Our key findings were:

  • Some staff had not received up-to-date safeguarding training relevant to their role. Staff who acted as chaperones had not received appropriate training for the role.
  • We found one member of clinical staff did not have an appropriate DBS check, and one member of staff did not have appropriate medical indemnity. This member of staff had arranged appropriate indemnity by our second visit on 19 December 2017.
  • Patients were at risk of harm because some clinical staff prescribed medicines to patients and gave advice on medicines which was not always in line with current national guidance or evidence based guidance.
  • Patients’ health was not monitored to ensure medicines were being used safely or followed up on appropriately.
  • There was no effective tool in place to assess for cardiac risks ensuring patients received appropriate care.
  • There was no evidence of quality improvement including audits relating to prescribing. The clinical management team had no oversight of clinical decision making or prescribing and could not effectively monitor outcomes for patients.
  • We saw that where patients had abnormal test results, there was no system or process in place to ensure this was followed up by the patient or their regular GP.
  • Care records we saw showed that information needed to deliver safe care and treatment was not always available to relevant staff in an accessible way.
  • The clinic did not have systems for sharing information with staff and other agencies to enable them to deliver safe care and treatment.
  • There were no emergency medicines kept on site in the case of a patient becoming acutely unwell. We found out of date items in a clinical room, including catheters. These were removed and emergency equipment and medicines had been ordered, but had not been received, when we returned on 19 December 2017. Since our second inspection, we have been informed these medicines and equipment have been delivered.
  • There were cleaning schedules in place for some, but not all areas of the clinic. This had improved on 19 December 2017.
  • There was no legionella risk assessment or on-going monitoring in place at the time of inspection.
  • There was no system for recording or acting on significant events. The clinic planned to implement a new system to address this; however there was a lack of understanding of significant events.
  • There was a system for receiving safety alerts; however this was ineffective as not all alerts had been recorded and there was no record of any actions taken. There was no system in place to enable staff to search patient records to identify anyone affected by an alert.
  • Consent forms were available in different languages.
  • All of the 19 patient Care Quality Commission comment cards we received were positive about the service experienced. Patients spoken with on the day aligned with this view.
  • The complaint policy and procedures were in line with recognised guidance.

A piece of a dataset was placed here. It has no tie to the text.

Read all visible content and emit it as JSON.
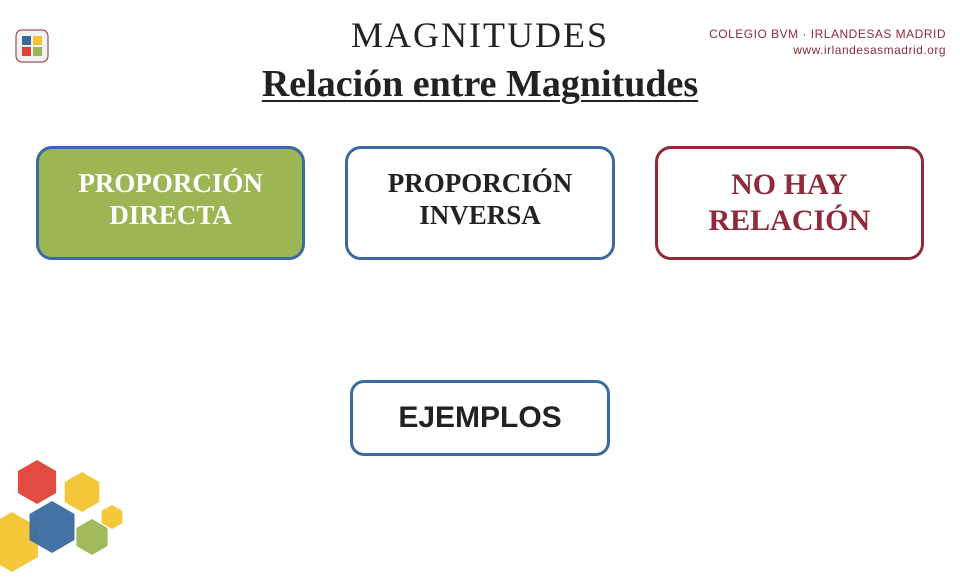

We identified regulations that were not being met and the provider must:

  • Ensure care and treatment is provided in a safe way to patients
  • Establish effective systems and processes to ensure good governance in accordance with the fundamental standards of care.

You can see full details of the regulations not being met at the end of this report.

There were areas where the provider could make improvements and should:

  • Consider the need to have chaperones trained to carry out this role.